I always find them important, because how could anyone not, but I am only able to enjoy them if I end up caring considerably for the dead characters and/or the characters who are grieving themselves.

This book contains three alternative points of view: two girls and one boy. All three characters—Autumn, Logan and Shay—have lost someone they loved, whether it be a boyfriend, friend or family member.

The latter also died under various tragic circumstances. One loved one died from an illness, another in a car accident, and the third committed suicide. This means that the grieving process for each of the characters is different.

Unfortunately, it takes a while for the characters to have even a very limited connection to one another other than the fact that they have all lost someone they cared about deeply. And of what I know, they never interact with one another (I admit I skipped some uneventful parts).

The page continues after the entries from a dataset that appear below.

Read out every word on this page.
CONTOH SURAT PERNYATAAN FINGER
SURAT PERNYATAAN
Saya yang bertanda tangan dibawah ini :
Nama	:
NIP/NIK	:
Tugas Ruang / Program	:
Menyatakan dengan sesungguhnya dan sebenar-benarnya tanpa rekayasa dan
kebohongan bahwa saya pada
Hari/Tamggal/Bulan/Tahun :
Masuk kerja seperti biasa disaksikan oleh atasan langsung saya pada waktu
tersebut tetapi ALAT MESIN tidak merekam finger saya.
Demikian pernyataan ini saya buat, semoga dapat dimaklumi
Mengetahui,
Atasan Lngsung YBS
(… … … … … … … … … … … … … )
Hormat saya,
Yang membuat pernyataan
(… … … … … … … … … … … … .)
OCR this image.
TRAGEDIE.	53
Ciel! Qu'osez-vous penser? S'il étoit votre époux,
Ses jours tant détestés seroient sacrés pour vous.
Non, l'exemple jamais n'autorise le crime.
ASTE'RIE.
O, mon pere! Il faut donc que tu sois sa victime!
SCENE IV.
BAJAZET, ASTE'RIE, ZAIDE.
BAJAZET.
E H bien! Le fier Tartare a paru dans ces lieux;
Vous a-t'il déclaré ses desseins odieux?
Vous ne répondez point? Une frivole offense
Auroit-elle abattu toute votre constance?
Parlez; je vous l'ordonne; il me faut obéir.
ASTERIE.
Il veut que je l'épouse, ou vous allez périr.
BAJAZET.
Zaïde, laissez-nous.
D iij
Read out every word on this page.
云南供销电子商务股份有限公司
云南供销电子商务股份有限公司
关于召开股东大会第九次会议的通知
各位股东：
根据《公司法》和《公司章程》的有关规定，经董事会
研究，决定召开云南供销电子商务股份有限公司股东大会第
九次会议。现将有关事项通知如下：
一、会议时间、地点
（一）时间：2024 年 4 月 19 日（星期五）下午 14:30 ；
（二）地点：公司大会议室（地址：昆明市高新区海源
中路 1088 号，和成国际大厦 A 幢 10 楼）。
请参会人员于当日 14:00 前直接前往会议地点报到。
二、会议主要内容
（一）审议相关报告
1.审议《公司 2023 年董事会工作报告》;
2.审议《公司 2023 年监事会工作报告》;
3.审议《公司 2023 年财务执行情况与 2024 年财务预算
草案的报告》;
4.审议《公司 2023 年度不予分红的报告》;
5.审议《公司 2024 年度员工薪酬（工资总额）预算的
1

It reads well, but you have to really be interested to begin with, seeing that it’s not a surprising novel. It’s pleasant, insomuch as the writing is good, the characters are diverse and have distinct personalities and the atmosphere is mostly a whimsical sort of calm.

But I don’t see the point of having three characters if you’re not going to make them interact with one another in a meaningful way. Why not write three separate books that each contain one of these three characters instead? I was expecting the characters to meet and help each other out, but that’s not how it works in this story.

I think this could have been something. ‘‘Could have,’’ what sad words.